Revealed: The True $257M Buyer of Savanna’s Boutique Chelsea Building
Dallas-based Ramrock Real Estate, not Lincoln Property Co., is the new owner of 540 West 26th Street
Dallas-based Ramrock Real Estate has picked up its second New York City commercial real estate asset after closing on the purchase of 540 West 26th Street in Chelsea from Savanna for $257 million, Commercial Observer has learned.
Reports last month suggested that fellow Dallas-based real estate investment firm Lincoln Property Company had agreed to acquire the recently constructed nine-story, 167,000-square-foot office and retail building between 10th and 11th Avenues.
However, sources with knowledge of the transaction told CO that Lincoln Property, which also provides brokerage services, only served as the buyer’s broker representative on the deal—with private real estate investment firm Ramrock being the true entity that bought the building from Savanna and its joint venture partner, the Silvermintz family.
Details are few and far between on Ramrock and the principals backing the firm, and the company could not be reached for comment. According to a Savanna press release today announcing the sale of 540 West 26th Street, the Dallas firm was formed in late 2017 and owns a portfolio of commercial real estate assets valued at more than $1 billion and located in markets including Atlanta, Dallas, Denver and Houston.
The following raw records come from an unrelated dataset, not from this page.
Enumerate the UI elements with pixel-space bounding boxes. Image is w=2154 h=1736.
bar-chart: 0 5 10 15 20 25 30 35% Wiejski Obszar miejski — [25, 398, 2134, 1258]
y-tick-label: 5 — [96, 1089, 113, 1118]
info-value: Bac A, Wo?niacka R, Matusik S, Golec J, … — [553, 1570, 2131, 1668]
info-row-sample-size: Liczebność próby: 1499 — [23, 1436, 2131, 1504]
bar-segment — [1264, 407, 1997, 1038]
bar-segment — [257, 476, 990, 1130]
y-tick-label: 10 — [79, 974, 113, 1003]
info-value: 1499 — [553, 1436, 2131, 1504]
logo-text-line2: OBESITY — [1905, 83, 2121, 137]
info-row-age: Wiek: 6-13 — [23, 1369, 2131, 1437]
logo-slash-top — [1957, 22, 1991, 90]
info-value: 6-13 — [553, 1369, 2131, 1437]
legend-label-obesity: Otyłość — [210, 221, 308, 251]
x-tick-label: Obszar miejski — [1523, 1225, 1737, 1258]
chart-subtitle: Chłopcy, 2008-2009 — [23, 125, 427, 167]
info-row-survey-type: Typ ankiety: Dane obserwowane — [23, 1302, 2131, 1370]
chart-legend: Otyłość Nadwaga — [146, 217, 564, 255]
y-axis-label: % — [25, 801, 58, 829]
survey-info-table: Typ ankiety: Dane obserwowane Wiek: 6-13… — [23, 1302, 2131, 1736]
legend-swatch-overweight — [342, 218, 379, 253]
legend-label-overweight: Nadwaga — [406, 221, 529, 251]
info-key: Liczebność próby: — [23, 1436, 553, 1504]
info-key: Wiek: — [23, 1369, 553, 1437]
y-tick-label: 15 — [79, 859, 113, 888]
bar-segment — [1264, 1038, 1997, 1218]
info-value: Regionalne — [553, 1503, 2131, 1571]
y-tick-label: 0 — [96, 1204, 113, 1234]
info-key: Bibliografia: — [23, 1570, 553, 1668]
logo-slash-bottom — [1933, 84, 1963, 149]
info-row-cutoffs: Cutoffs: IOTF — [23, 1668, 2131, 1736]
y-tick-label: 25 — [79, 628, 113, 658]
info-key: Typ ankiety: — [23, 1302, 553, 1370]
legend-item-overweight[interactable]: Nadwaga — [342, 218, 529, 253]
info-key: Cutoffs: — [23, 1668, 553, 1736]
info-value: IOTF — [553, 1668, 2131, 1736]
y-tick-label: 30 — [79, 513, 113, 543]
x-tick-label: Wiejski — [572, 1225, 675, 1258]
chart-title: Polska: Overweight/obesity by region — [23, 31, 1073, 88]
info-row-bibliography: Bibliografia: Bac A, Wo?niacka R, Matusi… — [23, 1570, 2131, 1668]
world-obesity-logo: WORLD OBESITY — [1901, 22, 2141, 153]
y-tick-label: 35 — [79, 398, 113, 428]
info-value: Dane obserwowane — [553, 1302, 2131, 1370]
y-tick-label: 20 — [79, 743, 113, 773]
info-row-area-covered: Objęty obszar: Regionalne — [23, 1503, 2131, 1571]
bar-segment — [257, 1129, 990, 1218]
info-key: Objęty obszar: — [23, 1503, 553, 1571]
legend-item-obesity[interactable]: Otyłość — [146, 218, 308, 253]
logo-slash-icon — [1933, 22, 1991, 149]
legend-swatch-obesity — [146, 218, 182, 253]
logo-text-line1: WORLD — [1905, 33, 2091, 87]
While Lincoln Property and Ramrock have collaborated on several deals nationally in recent months, sources with knowledge of both firms’ operations told CO that the companies are separate, unaffiliated entities with different leadership teams. But the two companies undeniably have close ties; this year alone, Lincoln sold a two-building office complex in Austin, Tex., to Ramrock, while also representing the firm in its purchase of a Denver office tower.
Savanna finished work on 540 West 26th Street, also known as Chelsea 540, earlier this year and succeeded in leasing out the majority of the Morris Adjmi Architects-designed building to two tenants: private educational institution Avenues: The World School, which inked a deal for 85,000 square feet before construction began, and Jay-Z’s entertainment company Roc Nation, which signed on for roughly 72,000 square feet earlier this year.
The boutique office building features 15-foot ceilings, oversized windows and 9,300 square feet of outdoor space, as well as “gallery”-oriented retail spaces with 20-foot ceilings. Savanna financed the development with a $115 million construction loan from Deutsche Bank.
“Our tenants at 540 West 26th Street quickly embraced our vision for a building that is contextual to its location in West Chelsea and enabled us to lease up quickly,” Savanna Founder and co-Managing Partner Christopher Schlank said in a statement announcing the deal with Ramrock. “We’re extremely pleased with the successful completion and disposition of this ground-up development project with our partner, the Silvermintz family.”
Jim Stein of Lincoln Property represented Ramrock in the transaction, while a Cushman & Wakefield (CWK) team of Adam Spies, Doug Harmon, Joshua King, Kevin Donner, Adam Doneger and Anthony Pasqual arranged and negotiated the deal on behalf of Savanna.
“The buyer was attracted to the asset for the outstanding income probability, exceptional quality of construction and Chelsea’s future as the premier destination for elite office tenants,” Stein said in a statement to CO, adding that Chelsea is “the most underserved office submarket in Manhattan, especially for high-quality space.”
Representatives for C&W did not return a request for comment.
The acquisition of the Chelsea property is Ramrock’s second-ever real estate deal in the city and its second transaction with Savanna in recent months. Earlier this year, the Dallas company struck a deal to acquire 95 Evergreen Avenue in Bushwick from Savanna and Hornig Capital Partners, as The Real Deal reported at the time. Savanna and Hornig partnered to redevelop the former brewery into a boutique office building that’s now fully leased to the city’s Human Resources Administration.